South Carolina Gov. Henry McMaster has the authority to temporarily appoint a new chairman of the board for a state-owned utility without the Legislature’s permission whenever lawmakers aren’t in session, the state Supreme Court ruled Tuesday.
McMaster and the state Senate clashed over the governor’s pick of Attorney General Charlie Condon to be chairman of Santee Cooper in March.
Senators didn’t vote on the appointment before leaving Columbia in June — some felt it was an intentional snub — so McMaster used his recess appointment power to seat Condon directly on the board in July.
Senators argued to the justices that the chairman position came open in December 2017 so McMaster’s power to appoint without Senate approval ended days later when lawmakers came back in January.
But in Tuesday’s ruling , the justices said McMaster’s power is valid any time there is an opening. The only check is if the Senate rejects the governor’s appointment when they return to session, he can’t appoint the same person again after they adjourn.

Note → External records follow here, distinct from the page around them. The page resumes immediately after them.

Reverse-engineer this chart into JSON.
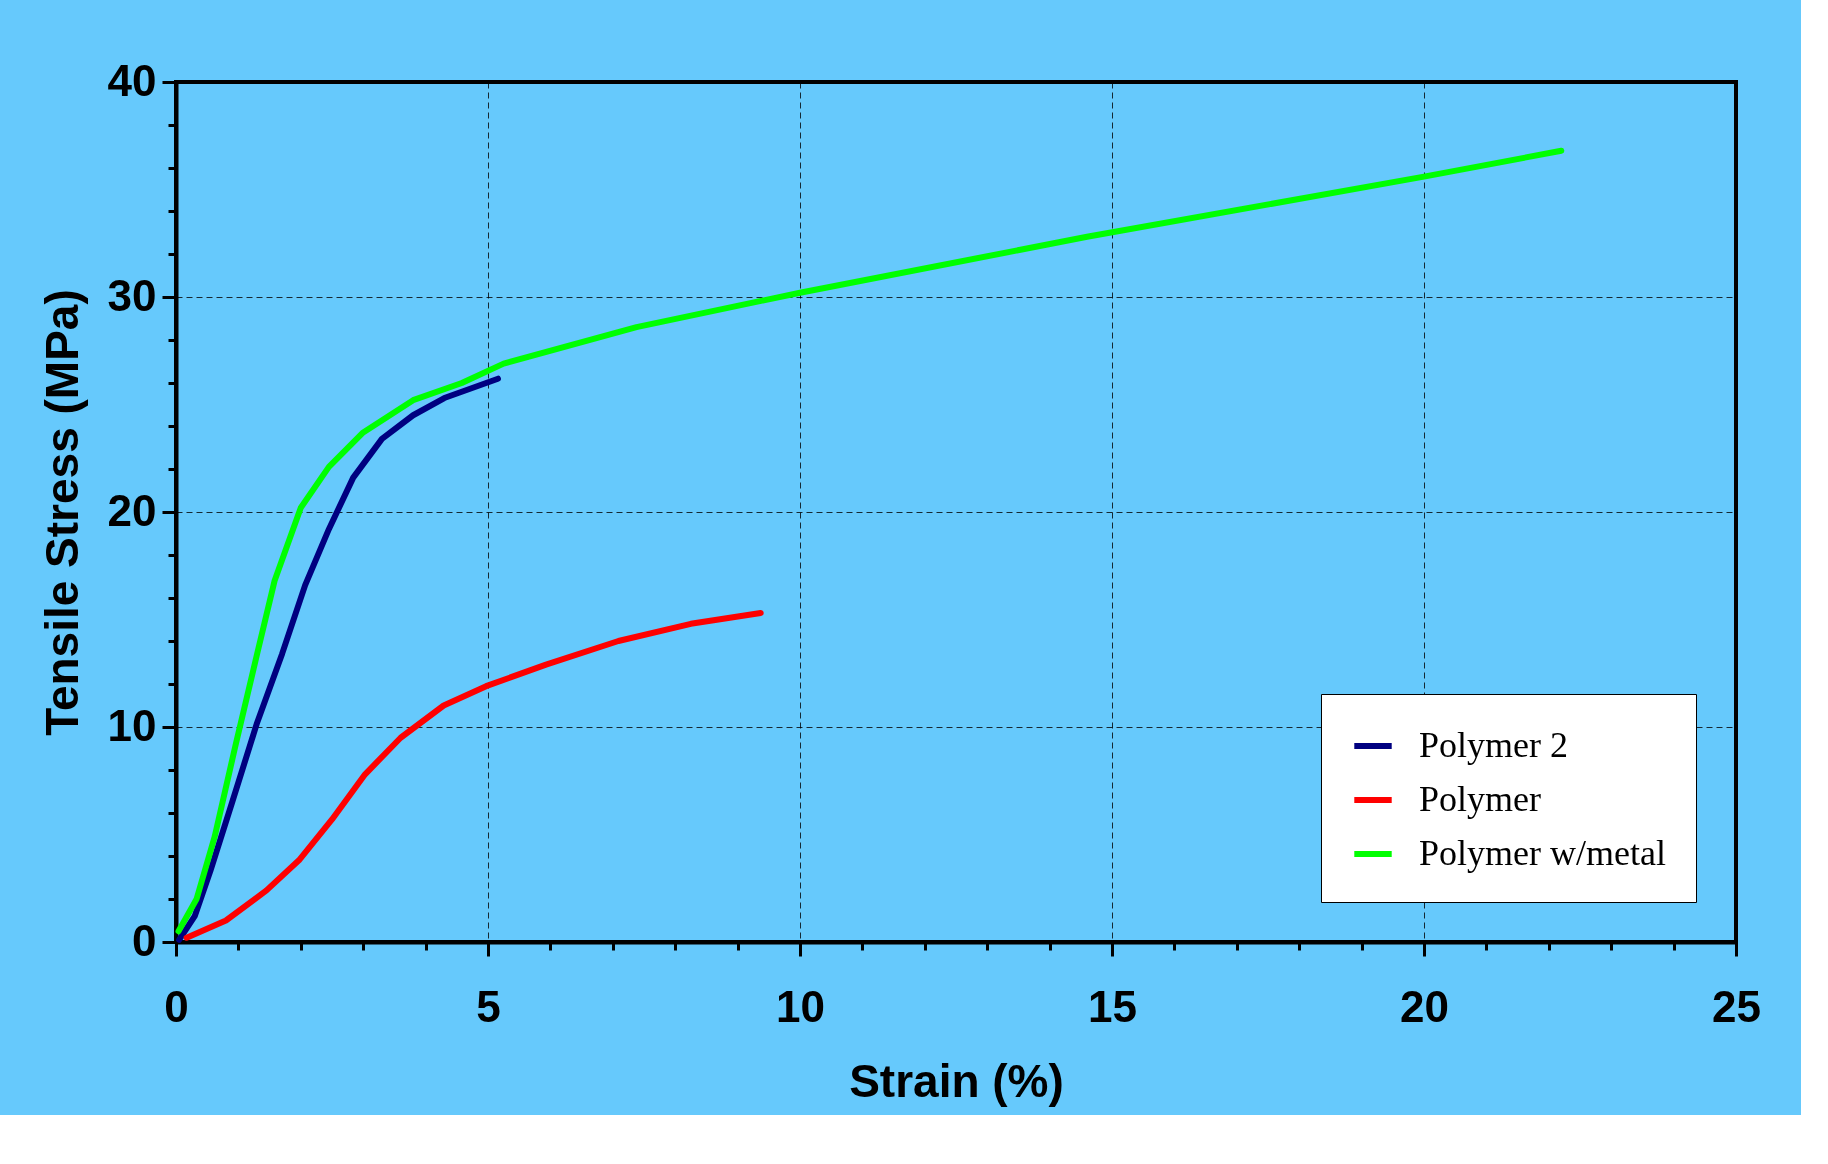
{
  "chart_data": {
    "type": "line",
    "xlabel": "Strain (%)",
    "ylabel": "Tensile Stress (MPa)",
    "xlim": [
      0,
      25
    ],
    "ylim": [
      0,
      40
    ],
    "xticks": [
      0,
      {
        "value": 1,
        "label": null
      },
      {
        "value": 2,
        "label": null
      },
      {
        "value": 3,
        "label": null
      },
      {
        "value": 4,
        "label": null
      },
      5,
      {
        "value": 6,
        "label": null
      },
      {
        "value": 7,
        "label": null
      },
      {
        "value": 8,
        "label": null
      },
      {
        "value": 9,
        "label": null
      },
      10,
      {
        "value": 11,
        "label": null
      },
      {
        "value": 12,
        "label": null
      },
      {
        "value": 13,
        "label": null
      },
      {
        "value": 14,
        "label": null
      },
      15,
      {
        "value": 16,
        "label": null
      },
      {
        "value": 17,
        "label": null
      },
      {
        "value": 18,
        "label": null
      },
      {
        "value": 19,
        "label": null
      },
      20,
      {
        "value": 21,
        "label": null
      },
      {
        "value": 22,
        "label": null
      },
      {
        "value": 23,
        "label": null
      },
      {
        "value": 24,
        "label": null
      },
      25
    ],
    "yticks": [
      0,
      {
        "value": 2,
        "label": null
      },
      {
        "value": 4,
        "label": null
      },
      {
        "value": 6,
        "label": null
      },
      {
        "value": 8,
        "label": null
      },
      10,
      {
        "value": 12,
        "label": null
      },
      {
        "value": 14,
        "label": null
      },
      {
        "value": 16,
        "label": null
      },
      {
        "value": 18,
        "label": null
      },
      20,
      {
        "value": 22,
        "label": null
      },
      {
        "value": 24,
        "label": null
      },
      {
        "value": 26,
        "label": null
      },
      {
        "value": 28,
        "label": null
      },
      30,
      {
        "value": 32,
        "label": null
      },
      {
        "value": 34,
        "label": null
      },
      {
        "value": 36,
        "label": null
      },
      {
        "value": 38,
        "label": null
      },
      40
    ],
    "grid": true,
    "legend": "bottom right",
    "marker": "none",
    "line_style": "solid",
    "series": [
      {
        "name": "Polymer 2",
        "color": "#000080",
        "x": [
          0.05,
          0.3,
          0.55,
          0.9,
          1.3,
          1.7,
          2.07,
          2.45,
          2.84,
          3.3,
          3.8,
          4.3,
          5.16
        ],
        "values": [
          0.1,
          1.2,
          3.3,
          6.5,
          10.2,
          13.4,
          16.6,
          19.2,
          21.6,
          23.4,
          24.5,
          25.3,
          26.2
        ]
      },
      {
        "name": "Polymer",
        "color": "#ff0000",
        "x": [
          0.17,
          0.8,
          1.45,
          1.97,
          2.5,
          3.03,
          3.6,
          4.29,
          4.97,
          5.93,
          7.09,
          8.25,
          9.37
        ],
        "values": [
          0.2,
          1.0,
          2.4,
          3.8,
          5.7,
          7.8,
          9.5,
          11.0,
          11.9,
          12.9,
          14.0,
          14.8,
          15.3
        ]
      },
      {
        "name": "Polymer w/metal",
        "color": "#00ff00",
        "x": [
          0.04,
          0.33,
          0.62,
          0.95,
          1.3,
          1.58,
          2.0,
          2.45,
          3.0,
          3.8,
          4.58,
          5.25,
          7.38,
          10.0,
          14.6,
          20.0,
          22.2
        ],
        "values": [
          0.5,
          2.0,
          4.9,
          9.1,
          13.4,
          16.8,
          20.2,
          22.1,
          23.7,
          25.2,
          26.0,
          26.9,
          28.6,
          30.2,
          32.8,
          35.6,
          36.8
        ]
      }
    ]
  }
}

The justices also suggested the Senate had no legal basis to sue the governor in this case at all. Republican Senate President Pro Tem Hugh Leatherman of Florence did not get the approval of the entire Senate before filing the suit, but the justices said they could not consider that matter because McMaster’s lawyers did not bring it up.
The ruling was unanimous and signed by all the justices.
McMaster wants to sell Santee Cooper because the state-owned utility is about $8 billion in debt. About half the money went to design and early construction work on a pair of nuclear reactors which never produced power. Santee Cooper was the minority partner in the deal with privately owned SCANA Corp. and its subsidiary South Carolina Electric & Gas.
A committee of senators and House members are currently seeking bids for the state utility. Santee Cooper can’t be sold without the General Assembly’s approval.
Condon will lead with transparency and accountability during a critical time for Santee Cooper, McMaster said in a statement after the ruling.
“It is critical that we have a steady hand at the helm while we determine the best path forward for Santee Cooper and its customers, and the Supreme Court’s ruling ensures that we will have just that,” the governor said.